Jaguar has designed a unique Audible Vehicle Alert System (AVAS) for its first EV. AVAS meets and exceeds all forthcoming global legislation. The Jaguar I-Pace produces a sound that can be heard at speeds up to 20kph and exceeds the 56dB (A) minimum threshold specified by the forthcoming Euro legislation for all EVs effective from July 2019. The European legislation is the strictest in the world.
The I-Pace's sound was tested by members of the Guide Dogs for the Blind charity, UK's leading initiative for people affected by sight loss, as part of the testing performed by Jaguar. This test also marks the beginning of a relationship between the automaker and the charity.
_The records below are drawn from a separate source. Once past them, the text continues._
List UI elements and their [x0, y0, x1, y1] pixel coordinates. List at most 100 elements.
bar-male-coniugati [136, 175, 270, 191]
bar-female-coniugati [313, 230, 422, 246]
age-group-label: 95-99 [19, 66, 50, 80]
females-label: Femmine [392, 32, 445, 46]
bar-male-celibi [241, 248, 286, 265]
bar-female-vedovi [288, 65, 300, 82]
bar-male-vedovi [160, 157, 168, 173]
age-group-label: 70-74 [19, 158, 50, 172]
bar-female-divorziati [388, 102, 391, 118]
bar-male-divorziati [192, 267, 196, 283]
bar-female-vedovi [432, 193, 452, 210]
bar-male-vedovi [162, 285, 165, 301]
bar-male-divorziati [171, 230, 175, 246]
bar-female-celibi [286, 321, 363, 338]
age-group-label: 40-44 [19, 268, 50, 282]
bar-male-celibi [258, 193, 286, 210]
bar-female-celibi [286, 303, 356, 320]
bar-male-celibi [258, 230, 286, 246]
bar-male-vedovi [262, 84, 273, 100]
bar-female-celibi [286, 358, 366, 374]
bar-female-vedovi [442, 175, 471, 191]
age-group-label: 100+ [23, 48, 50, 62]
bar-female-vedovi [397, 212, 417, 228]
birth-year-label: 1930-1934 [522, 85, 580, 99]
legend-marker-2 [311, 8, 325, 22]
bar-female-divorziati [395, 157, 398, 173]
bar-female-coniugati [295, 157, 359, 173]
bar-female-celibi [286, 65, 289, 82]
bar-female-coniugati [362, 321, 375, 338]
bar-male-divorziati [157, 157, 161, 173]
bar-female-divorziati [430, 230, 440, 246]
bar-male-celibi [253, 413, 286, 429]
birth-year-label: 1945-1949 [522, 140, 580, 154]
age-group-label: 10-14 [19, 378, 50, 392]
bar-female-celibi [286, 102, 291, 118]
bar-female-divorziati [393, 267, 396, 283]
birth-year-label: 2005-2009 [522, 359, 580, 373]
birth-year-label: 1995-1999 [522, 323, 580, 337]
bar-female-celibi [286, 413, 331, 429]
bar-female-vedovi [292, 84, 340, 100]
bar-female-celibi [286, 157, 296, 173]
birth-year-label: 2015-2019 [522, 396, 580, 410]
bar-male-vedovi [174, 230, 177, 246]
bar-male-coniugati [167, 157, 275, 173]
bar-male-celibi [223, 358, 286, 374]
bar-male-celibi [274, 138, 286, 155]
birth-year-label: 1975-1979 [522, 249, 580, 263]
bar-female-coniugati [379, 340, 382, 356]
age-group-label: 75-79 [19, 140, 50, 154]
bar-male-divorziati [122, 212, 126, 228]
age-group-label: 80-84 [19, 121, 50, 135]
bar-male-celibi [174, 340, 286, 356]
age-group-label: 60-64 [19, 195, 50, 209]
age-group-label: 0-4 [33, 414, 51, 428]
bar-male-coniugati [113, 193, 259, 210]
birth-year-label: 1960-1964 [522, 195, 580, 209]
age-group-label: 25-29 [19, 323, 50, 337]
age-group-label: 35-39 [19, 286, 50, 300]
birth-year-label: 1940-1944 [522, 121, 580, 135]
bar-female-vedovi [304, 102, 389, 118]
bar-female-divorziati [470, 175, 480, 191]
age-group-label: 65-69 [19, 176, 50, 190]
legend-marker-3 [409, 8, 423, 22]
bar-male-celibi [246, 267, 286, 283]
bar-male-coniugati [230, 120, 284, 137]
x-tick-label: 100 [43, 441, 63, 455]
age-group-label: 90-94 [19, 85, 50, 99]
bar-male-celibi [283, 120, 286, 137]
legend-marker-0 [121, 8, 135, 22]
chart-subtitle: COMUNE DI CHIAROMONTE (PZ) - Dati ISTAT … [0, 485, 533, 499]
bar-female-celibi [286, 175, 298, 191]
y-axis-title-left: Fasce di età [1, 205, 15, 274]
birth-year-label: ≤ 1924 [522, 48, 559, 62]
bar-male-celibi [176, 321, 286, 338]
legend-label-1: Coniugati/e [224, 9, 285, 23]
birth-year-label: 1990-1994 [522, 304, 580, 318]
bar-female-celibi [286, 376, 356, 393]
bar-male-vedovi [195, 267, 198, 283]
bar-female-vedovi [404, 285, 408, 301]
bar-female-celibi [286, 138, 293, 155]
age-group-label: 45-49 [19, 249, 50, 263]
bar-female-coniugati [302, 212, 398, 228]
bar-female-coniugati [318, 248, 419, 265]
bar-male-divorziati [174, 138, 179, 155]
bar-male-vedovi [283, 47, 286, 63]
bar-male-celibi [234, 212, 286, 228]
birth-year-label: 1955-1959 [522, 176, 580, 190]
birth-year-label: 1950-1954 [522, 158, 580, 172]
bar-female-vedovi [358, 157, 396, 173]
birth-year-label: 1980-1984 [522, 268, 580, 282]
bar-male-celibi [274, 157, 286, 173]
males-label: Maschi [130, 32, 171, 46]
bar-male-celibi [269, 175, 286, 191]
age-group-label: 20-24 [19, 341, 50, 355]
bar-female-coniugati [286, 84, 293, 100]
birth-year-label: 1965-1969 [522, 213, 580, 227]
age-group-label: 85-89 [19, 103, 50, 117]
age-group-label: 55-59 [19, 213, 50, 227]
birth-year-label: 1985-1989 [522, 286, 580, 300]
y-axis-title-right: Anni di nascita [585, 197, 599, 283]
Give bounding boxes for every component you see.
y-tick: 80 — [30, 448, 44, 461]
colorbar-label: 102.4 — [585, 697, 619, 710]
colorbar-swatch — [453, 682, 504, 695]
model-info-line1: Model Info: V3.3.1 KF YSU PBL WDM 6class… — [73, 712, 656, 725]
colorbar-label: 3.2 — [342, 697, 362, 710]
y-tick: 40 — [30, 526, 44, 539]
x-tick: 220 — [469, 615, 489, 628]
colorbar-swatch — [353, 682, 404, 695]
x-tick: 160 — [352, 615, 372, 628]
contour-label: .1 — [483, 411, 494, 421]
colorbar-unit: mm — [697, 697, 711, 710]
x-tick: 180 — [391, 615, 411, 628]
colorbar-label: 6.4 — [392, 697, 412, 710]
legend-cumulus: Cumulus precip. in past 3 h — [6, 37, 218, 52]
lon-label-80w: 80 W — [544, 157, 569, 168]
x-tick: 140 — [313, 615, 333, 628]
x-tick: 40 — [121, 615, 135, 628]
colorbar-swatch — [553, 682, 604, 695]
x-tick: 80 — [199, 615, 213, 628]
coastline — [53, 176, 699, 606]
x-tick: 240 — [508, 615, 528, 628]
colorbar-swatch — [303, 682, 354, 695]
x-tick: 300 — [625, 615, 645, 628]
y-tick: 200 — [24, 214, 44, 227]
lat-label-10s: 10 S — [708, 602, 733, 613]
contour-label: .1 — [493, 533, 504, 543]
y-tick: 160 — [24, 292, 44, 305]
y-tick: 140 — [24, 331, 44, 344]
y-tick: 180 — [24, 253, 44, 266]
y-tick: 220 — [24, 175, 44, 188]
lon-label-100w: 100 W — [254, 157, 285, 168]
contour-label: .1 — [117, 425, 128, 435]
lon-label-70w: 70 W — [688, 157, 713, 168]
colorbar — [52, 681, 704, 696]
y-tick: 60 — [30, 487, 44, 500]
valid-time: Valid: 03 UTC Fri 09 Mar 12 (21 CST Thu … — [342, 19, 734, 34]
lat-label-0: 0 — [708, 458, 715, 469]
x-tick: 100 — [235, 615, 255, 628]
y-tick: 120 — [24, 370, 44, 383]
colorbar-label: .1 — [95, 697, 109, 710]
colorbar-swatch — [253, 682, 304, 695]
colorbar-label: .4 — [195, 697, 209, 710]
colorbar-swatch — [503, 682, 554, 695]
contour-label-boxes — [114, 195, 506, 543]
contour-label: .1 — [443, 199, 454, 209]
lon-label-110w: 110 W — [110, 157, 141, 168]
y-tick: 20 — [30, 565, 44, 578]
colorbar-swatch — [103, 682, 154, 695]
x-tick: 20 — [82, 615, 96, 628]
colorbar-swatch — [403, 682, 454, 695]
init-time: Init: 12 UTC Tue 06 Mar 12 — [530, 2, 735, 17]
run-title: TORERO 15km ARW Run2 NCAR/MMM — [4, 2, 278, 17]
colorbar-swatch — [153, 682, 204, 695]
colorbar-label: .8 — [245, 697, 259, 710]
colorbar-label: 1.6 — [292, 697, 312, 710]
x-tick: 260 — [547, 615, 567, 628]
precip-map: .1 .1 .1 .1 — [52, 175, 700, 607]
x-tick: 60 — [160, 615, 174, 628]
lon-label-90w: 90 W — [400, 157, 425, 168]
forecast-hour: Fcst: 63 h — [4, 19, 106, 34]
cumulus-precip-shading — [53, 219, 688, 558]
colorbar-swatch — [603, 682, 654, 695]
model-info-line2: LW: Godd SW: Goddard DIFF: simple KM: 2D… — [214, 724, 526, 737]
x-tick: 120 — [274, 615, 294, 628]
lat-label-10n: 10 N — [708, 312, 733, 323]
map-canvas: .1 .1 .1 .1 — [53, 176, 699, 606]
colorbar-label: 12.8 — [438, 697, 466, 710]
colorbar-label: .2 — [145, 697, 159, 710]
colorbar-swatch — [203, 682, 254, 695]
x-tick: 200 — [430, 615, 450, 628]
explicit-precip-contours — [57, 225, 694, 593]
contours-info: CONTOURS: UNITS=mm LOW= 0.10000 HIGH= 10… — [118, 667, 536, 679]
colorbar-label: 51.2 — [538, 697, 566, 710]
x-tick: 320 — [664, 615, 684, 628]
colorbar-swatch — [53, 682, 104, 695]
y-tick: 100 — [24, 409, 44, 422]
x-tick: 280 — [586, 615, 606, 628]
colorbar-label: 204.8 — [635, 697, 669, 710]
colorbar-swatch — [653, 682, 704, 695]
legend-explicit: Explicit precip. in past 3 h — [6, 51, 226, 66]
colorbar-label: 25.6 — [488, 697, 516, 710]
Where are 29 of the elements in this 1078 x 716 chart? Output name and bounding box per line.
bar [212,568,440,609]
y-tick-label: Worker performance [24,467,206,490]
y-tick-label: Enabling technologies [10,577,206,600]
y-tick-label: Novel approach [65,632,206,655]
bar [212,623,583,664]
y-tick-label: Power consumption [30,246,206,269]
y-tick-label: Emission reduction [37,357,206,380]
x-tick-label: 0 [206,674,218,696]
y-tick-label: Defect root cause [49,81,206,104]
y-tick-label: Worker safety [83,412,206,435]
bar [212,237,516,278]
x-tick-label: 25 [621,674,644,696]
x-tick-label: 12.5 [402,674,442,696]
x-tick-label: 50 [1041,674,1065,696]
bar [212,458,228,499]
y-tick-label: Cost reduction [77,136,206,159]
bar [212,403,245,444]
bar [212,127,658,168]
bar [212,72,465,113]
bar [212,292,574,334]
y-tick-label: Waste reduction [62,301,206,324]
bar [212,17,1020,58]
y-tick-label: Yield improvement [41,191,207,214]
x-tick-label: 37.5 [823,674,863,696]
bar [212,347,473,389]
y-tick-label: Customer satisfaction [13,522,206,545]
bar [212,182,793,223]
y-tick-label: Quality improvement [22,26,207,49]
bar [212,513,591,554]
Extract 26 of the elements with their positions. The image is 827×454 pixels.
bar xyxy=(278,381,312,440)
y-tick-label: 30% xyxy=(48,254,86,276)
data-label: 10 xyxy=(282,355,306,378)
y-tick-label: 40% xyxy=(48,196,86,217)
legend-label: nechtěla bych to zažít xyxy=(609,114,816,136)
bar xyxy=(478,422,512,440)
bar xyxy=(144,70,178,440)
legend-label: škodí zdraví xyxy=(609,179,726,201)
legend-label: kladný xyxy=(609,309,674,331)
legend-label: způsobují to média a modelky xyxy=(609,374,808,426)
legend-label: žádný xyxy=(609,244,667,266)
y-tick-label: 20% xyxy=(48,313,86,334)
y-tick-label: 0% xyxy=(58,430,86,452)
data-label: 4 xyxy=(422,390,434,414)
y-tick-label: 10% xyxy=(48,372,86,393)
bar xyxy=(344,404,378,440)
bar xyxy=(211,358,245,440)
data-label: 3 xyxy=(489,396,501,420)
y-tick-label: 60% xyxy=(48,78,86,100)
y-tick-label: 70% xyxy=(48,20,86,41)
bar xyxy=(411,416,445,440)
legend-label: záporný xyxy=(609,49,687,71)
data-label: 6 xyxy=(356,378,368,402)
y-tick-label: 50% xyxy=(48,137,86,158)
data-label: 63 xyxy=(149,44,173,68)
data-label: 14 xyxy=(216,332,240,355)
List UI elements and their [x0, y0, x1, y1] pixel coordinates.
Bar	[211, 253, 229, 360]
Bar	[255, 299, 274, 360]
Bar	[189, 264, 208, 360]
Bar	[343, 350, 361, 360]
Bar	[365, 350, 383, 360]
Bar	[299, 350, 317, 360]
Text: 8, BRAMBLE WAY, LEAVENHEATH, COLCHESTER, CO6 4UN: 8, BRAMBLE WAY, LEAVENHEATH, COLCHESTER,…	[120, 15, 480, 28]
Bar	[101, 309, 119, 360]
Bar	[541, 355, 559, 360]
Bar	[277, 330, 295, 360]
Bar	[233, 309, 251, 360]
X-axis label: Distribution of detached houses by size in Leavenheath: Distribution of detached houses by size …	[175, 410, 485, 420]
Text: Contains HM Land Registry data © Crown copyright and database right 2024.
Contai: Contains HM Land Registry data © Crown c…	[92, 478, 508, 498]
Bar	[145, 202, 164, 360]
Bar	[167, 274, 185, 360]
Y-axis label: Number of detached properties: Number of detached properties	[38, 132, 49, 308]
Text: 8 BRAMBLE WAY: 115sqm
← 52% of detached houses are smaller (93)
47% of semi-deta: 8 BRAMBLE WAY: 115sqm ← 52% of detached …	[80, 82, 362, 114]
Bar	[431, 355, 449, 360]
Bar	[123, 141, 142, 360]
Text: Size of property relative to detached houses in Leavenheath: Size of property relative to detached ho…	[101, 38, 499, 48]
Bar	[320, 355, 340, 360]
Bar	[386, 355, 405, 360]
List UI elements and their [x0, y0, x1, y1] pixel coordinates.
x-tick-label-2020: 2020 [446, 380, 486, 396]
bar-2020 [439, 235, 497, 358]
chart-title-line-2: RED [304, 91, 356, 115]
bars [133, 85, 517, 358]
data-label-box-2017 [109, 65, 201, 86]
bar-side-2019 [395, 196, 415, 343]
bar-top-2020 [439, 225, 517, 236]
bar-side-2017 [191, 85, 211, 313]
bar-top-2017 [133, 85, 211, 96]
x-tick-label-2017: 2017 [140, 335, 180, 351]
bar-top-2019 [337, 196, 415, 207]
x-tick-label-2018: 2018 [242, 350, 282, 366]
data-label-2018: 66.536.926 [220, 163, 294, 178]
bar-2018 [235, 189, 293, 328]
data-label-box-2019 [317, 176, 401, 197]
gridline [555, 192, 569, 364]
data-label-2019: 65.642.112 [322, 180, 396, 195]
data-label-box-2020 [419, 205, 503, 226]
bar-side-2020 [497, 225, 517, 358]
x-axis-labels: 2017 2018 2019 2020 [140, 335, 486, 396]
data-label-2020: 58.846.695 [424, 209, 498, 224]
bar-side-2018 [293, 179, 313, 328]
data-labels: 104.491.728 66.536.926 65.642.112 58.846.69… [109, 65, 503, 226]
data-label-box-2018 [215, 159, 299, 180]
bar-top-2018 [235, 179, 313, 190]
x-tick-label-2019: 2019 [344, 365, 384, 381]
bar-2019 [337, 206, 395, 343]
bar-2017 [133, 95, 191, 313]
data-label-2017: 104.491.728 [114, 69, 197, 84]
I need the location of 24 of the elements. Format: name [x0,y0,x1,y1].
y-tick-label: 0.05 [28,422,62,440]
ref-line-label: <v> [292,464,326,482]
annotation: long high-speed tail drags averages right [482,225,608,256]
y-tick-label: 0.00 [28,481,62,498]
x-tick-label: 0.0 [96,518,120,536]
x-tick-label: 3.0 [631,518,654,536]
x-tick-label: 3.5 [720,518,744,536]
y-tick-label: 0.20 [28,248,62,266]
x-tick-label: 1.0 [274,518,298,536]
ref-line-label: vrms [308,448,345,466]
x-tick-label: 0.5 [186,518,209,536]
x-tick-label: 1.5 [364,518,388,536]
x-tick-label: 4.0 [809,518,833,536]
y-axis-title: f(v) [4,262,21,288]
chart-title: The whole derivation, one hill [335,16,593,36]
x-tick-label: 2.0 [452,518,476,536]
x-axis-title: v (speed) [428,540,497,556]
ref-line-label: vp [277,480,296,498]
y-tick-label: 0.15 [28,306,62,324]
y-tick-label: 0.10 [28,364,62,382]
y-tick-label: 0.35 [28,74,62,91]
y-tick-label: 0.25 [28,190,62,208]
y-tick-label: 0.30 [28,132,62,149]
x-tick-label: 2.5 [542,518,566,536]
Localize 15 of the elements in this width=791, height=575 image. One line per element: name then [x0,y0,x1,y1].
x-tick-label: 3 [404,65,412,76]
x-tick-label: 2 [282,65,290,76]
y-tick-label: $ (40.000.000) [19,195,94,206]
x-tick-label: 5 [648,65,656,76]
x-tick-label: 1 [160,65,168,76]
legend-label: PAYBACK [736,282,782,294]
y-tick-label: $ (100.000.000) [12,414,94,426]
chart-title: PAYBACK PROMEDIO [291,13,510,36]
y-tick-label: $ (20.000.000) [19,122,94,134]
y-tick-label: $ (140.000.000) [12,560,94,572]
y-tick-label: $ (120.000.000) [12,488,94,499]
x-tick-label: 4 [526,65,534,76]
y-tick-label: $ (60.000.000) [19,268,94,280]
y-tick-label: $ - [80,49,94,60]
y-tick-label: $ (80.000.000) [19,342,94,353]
Ian Suffield, Jaguar NVH (Noise, Vibration, Harshness) Technical Specialist elaborated on the AVAS technology, saying: “The absence of traditional engine noise from electric vehicles creates a problem for vulnerable pedestrians, such as the blind or visually impaired. This is especially true at low speeds in town centres and car parks. We developed the Audible Vehicle Alert System for the I-Pace to ensure the safety of all road users.”
Jaguar engineers worked for four years to come up with a soundtrack that is audible yet unintrusive and cannot be heard from inside the car. The design engineers tested the sound in a variety of environments, including an anechoic chamber (echo-free chamber). The sound was also tested in various urban scenarios for the best effect. The final audio is emitted from a speaker located behind the front grille and can be heard in every direction. It cannot be disengaged.
The system increases the pitch and volume of the sound in line with the speed of the vehicle. Additionally, if the I-Pace is reversing, the sound is accompanied by an additional tone that signals the change in direction. AVAS does not need to function at high speeds as there is sufficient wind and tyre noise for pedestrians to hear the EV approach.